Lastly, data was selected for specific TP53 mutations in liver hepatocellular carcinoma cases. Survival data of cases with the most common mutation (R249S) in this cancer were used to generate a Kaplan-Meier estimate using MedCalc, and the survival time of cases with this specific mutation, cases with TP53 mutations, and cases without TP53 mutations were compared.
Conclusion
The presence of TP53 mutations resulted in poor prognosis in 9 cancers (lung adenocarcinoma, liver hepatocellular carcinoma, head and neck squamous cell carcinoma, acute myeloid leukemia, clear cell RCC, papillary RCC, chromophobe RCC, uterine endometrial carcinoma, and thymoma). Only in ovarian serous cystadenocarcinoma did the presence of TP53 mutations lead to good prognosis. With current data, TP53 mutations can be reliable prognostic markers on their own. These results are supported with current research on TP53 and its clinical value [20]. However, when combined with other factors, the accuracy of survival and relapse estimates can be further improved. The most common p53 mutation (R249S) in liver hepatocellular carcinomas was found to be an indicator for poor prognosis.

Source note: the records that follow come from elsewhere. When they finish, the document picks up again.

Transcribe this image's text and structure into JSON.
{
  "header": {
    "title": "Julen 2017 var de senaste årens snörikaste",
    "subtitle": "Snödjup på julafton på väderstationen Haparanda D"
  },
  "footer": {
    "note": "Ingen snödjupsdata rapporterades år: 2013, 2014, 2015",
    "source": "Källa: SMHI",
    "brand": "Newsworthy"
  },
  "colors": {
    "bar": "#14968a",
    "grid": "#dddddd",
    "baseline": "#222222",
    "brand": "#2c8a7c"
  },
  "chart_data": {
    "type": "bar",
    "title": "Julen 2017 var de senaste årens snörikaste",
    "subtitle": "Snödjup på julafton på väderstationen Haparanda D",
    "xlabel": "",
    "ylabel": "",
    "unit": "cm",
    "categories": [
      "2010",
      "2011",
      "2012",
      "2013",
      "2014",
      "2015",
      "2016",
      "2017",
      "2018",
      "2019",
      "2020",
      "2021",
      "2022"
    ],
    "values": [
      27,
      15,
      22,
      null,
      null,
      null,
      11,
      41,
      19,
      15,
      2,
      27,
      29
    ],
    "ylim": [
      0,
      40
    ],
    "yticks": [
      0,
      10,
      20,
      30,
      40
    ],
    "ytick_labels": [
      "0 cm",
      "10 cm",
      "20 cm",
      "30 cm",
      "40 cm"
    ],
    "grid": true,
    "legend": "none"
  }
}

In future studies, when more data becomes available, by identifying and analyzing the most common TP53 mutations and the cancers they are prevalent in, it will be possible to predict the invasiveness or aggressiveness of cancers based upon whether they contain TP53 mutations or not, and in cases with TP53 mutations, based upon which specific TP53 mutations are present [21]. This information can be useful in determining the progression of cancers, which is crucial when deciding the type of treatment to be used. Also, the effects of specific mutations in cancers can be investigated to a deeper extent on the molecular level to improve accuracy of TP53 mutations as prognostic markers. This study demonstrated that TP53 mutations have statistically significant effects on survival and disease-free survival time, and thus can be successfully used as prognostic markers.
Specific germline TP53 mutations and the cancers that they are associated with can be identified to predict the cancers certain individuals and their children are predisposed to, which can help implement screening procedures that allow for earlier detection and treatment. Individuals with a certain germline TP53 mutation can be screened for specific cancers that they are at risk of developing, thus increasing the likelihood of finding and successfully treating premalignant tumors and growths through preventative care. However, more data on germline TP53 mutations is required to establish reliable criteria for screening. As of now, there are still less than one thousand samples in the IARC TP53 Database, the largest database in the field. Nevertheless, with increasing data availability, future studies may yield further insights.